To calculate the mean, median, mode, and range of the weights of the care packages, we first need to organize the data. The weights provided are:
- 9 pounds
- 6 pounds
- 8 pounds
- 8 pounds
- 5 pounds
- 6 pounds
Step 1: List the weights from least to greatest
Arranging the weights in ascending order gives us:
5 pounds, 6 pounds, 6 pounds, 8 pounds, 8 pounds, 9 pounds
Step 2: Calculate the Mean
The mean is calculated by adding all the values and dividing by the number of values.
\[ \text{Mean} = \frac{\text{Sum of all values}}{\text{Number of values}} \]
Summing the weights: \[ 5 + 6 + 6 + 8 + 8 + 9 = 42 \text{ pounds} \]
There are 6 packages, so:
\[ \text{Mean} = \frac{42}{6} = 7 \text{ pounds} \]
Step 3: Calculate the Median
The median is the middle value. Since there are 6 numbers (an even amount), the median will be the average of the two middle numbers.
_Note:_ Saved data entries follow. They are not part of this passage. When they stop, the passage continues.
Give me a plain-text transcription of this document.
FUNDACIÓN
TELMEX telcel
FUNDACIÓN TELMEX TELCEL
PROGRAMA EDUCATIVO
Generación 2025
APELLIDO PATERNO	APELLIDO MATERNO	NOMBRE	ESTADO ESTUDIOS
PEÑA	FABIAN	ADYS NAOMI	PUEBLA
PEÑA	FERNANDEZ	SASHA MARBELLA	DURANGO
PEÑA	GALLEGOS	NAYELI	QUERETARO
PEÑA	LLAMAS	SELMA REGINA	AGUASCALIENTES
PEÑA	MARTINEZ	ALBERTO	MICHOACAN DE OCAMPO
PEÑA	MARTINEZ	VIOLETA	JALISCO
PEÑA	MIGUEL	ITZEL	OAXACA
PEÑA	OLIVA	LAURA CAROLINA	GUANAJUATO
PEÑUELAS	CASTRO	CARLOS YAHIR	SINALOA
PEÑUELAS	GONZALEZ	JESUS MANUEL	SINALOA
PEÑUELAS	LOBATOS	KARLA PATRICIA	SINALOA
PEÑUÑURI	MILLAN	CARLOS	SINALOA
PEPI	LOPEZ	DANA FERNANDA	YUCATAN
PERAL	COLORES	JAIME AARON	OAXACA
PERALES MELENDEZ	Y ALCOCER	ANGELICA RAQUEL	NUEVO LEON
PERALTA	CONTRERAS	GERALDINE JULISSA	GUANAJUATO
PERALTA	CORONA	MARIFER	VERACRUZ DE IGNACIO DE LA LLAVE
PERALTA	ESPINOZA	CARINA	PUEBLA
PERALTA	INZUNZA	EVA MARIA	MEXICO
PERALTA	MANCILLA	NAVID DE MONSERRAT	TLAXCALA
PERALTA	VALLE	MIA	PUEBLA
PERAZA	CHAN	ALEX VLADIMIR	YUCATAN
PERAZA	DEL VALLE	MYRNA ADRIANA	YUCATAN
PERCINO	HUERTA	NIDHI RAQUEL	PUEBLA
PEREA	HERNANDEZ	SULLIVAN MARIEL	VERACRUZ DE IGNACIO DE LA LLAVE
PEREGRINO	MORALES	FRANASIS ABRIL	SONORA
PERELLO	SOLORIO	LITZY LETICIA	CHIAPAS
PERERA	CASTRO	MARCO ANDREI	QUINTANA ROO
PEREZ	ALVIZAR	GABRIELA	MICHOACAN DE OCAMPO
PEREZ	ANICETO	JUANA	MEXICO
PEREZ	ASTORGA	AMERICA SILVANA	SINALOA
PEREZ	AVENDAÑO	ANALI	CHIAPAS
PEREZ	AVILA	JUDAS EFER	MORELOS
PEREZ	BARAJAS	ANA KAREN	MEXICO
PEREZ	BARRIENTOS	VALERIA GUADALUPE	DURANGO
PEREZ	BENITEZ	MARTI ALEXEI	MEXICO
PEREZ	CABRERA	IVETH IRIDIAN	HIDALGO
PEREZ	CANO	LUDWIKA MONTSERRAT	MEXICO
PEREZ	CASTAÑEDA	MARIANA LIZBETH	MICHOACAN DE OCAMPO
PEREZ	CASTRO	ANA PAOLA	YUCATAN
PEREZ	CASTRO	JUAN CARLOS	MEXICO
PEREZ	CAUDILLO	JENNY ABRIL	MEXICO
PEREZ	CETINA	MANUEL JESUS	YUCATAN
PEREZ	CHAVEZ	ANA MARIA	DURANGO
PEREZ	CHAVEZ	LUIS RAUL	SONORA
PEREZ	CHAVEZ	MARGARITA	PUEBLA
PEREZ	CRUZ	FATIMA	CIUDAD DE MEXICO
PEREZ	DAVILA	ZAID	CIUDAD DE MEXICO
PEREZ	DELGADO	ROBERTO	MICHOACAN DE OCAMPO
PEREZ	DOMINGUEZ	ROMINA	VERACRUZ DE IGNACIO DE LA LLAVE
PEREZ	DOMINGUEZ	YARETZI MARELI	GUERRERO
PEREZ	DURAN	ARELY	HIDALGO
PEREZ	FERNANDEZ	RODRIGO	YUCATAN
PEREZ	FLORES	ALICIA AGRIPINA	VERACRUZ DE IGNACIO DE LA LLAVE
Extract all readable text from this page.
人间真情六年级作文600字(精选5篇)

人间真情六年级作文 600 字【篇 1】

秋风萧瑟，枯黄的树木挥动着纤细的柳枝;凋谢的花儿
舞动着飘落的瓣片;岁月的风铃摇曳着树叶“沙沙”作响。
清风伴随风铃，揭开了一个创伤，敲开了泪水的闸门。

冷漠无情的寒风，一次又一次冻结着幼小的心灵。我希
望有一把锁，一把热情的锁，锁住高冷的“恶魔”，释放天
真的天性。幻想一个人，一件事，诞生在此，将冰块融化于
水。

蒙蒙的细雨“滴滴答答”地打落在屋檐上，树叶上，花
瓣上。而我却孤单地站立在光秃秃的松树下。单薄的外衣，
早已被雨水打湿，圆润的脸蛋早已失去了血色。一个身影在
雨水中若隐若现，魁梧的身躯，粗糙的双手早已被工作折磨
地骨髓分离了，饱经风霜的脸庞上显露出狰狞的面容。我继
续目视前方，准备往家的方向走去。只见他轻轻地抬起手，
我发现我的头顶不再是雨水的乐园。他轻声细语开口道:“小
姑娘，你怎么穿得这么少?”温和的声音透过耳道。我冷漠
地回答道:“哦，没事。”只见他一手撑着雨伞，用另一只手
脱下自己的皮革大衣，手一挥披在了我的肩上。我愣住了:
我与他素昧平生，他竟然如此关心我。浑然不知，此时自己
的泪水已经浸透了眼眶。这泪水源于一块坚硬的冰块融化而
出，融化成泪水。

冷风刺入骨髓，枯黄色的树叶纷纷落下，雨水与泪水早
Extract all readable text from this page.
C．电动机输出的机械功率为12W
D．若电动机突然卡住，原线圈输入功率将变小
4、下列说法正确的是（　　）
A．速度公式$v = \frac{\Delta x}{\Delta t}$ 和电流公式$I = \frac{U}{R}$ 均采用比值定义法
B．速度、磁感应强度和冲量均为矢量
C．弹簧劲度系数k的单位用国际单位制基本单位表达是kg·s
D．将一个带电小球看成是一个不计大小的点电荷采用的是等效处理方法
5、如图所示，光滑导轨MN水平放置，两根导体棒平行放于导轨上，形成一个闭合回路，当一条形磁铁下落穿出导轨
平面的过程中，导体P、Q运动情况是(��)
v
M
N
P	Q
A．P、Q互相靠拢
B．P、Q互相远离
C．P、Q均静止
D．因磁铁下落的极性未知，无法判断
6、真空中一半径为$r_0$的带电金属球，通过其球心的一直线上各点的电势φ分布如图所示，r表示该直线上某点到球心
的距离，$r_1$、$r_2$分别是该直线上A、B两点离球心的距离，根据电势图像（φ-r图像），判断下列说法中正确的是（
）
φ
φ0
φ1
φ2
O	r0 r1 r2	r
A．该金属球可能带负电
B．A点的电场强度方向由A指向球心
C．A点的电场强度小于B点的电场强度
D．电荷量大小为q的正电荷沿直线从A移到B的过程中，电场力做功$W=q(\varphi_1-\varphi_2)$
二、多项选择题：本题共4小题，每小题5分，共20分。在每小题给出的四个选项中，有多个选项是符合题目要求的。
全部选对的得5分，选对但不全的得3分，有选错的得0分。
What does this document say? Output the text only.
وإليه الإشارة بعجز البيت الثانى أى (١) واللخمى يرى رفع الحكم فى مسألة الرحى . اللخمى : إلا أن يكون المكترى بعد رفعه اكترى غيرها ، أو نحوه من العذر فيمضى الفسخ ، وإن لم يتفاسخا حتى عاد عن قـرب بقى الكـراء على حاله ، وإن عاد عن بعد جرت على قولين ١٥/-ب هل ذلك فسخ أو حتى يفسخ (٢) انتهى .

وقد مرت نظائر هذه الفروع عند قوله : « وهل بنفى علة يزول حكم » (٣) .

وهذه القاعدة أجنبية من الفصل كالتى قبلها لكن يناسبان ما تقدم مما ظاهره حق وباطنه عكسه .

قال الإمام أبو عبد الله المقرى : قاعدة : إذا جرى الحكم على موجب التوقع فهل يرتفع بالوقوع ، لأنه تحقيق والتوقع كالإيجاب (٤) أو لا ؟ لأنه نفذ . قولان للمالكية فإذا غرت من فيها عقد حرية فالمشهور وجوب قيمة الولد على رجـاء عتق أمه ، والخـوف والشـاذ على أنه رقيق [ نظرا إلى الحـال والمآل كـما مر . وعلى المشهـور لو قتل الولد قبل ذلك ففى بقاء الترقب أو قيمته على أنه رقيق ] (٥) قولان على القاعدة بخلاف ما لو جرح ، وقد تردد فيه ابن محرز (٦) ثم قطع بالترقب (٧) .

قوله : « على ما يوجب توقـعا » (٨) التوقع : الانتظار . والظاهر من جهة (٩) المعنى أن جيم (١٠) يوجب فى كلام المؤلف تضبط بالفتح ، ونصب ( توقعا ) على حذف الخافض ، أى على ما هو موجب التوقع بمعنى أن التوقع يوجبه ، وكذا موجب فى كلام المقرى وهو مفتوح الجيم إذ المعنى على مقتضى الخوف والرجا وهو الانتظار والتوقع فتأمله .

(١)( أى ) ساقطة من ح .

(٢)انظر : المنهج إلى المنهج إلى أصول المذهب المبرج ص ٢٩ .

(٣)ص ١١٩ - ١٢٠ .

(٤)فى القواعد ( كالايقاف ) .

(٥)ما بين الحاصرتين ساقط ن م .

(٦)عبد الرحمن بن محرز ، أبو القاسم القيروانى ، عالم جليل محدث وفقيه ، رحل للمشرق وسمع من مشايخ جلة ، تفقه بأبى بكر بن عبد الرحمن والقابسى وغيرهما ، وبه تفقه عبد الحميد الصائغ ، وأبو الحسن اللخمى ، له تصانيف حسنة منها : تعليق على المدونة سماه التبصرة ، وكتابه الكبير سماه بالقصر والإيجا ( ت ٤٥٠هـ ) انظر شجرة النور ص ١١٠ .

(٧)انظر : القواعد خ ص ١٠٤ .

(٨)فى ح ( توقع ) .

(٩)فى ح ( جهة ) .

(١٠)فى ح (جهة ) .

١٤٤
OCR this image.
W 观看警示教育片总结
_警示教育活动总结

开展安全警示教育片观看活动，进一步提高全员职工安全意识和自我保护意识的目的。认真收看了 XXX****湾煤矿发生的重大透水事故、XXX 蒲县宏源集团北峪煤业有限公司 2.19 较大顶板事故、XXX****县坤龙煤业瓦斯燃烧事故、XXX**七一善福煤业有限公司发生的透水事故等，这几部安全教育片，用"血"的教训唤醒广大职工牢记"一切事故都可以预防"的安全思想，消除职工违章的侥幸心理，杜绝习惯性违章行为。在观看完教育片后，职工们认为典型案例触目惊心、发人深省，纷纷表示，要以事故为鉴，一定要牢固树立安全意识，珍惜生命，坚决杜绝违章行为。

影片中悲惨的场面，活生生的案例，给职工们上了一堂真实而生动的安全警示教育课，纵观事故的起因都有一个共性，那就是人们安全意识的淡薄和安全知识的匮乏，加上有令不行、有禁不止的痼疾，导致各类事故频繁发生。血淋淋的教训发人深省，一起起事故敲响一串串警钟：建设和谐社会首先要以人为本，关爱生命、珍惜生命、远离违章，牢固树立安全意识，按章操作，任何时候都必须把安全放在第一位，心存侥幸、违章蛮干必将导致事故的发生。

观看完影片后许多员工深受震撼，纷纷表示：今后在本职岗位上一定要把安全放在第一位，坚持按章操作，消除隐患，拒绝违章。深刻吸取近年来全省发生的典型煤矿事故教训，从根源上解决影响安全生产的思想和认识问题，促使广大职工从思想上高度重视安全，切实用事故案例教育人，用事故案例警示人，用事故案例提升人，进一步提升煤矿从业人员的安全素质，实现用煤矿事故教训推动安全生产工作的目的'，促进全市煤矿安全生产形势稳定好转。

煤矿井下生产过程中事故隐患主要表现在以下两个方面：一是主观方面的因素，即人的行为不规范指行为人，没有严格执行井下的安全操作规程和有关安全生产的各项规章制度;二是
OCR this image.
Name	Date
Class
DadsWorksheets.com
The middle numbers (3rd and 4th) are: 6 pounds and 8 pounds
\[ \text{Median} = \frac{6 + 8}{2} = \frac{14}{2} = 7 \text{ pounds} \]
Step 4: Calculate the Mode
The mode is the number that appears most frequently in the dataset.
6 pounds appears 2 times, and 8 pounds appears 2 times, while all other numbers appear only once.
Thus, the modes are:
- 6 pounds
- 8 pounds
Step 5: Calculate the Range
The range is the difference between the maximum and minimum values.
Highest weight = 9 pounds
Lowest weight = 5 pounds
\[ \text{Range} = 9 - 5 = 4 \text{ pounds} \]
Summary of Results
- Mean: 7 pounds
- Median: 7 pounds
- Mode: 6 pounds and 8 pounds (bimodal)
- Range: 4 pounds
Final Weights from Least to Greatest
5 pounds, 6 pounds, 6 pounds, 8 pounds, 8 pounds, 9 pounds